Isnard sempre viveu como um poeta. Acho que
jamais seria um funcionário público exemplar, de dar expediente, assinar o
ponto: ele não nasceu para isso, me disse uma vez. Passou seus últimos anos
morando numa casinha humilde, de madeira, ao lado de sua companheira Ana Maria.
Embora fosse bacharel em Direito, nunca ganhou dinheiro com a profissão. Mas
dona Carmosina, sua primeira esposa e mãe de suas filhas, sempre lhe deu apoio.
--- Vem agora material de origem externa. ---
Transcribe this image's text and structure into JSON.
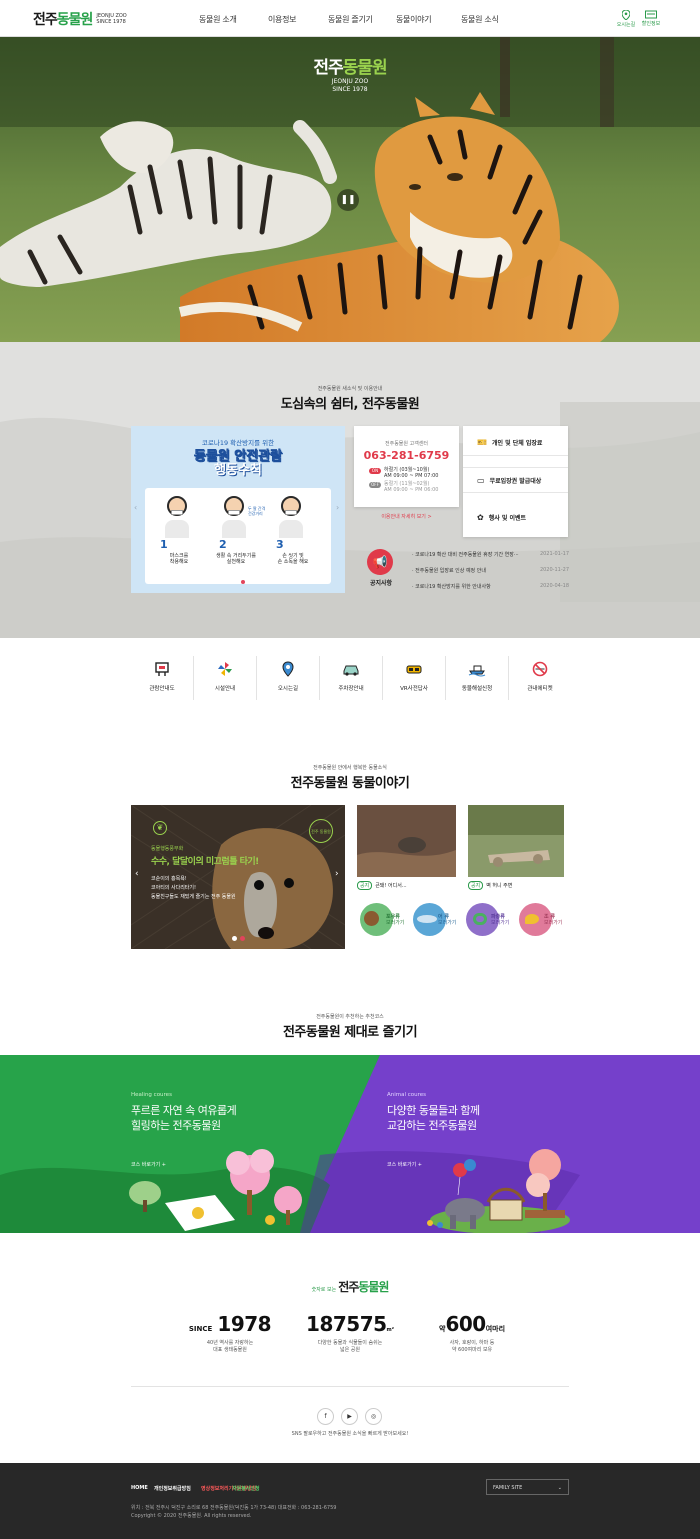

Para ambas ele deixou poemas, belos poemas cheios de ternura e carinho.
Certa
vez, durante uma visita que lhe fiz, estava sentado, pensativo, no pátio e eu
lhe disse: “Essa era a vida que eu queria pedir a Deus: uma vida de poeta.” Ele,
triste, me respondeu: “Você nem imagina como eu estou me sentido, sozinho e
liso, muito liso: não tenho um tostão furado no bolso”. Aquilo me deixou
comovido e eu tive que inventar uma historinha para tentar elevar o seu ânimo e
pingar alguns trocados na sua mão. Mas quem, na vida, nunca se sentiu assim,
principalmente um espírito como o de Isnard Lima?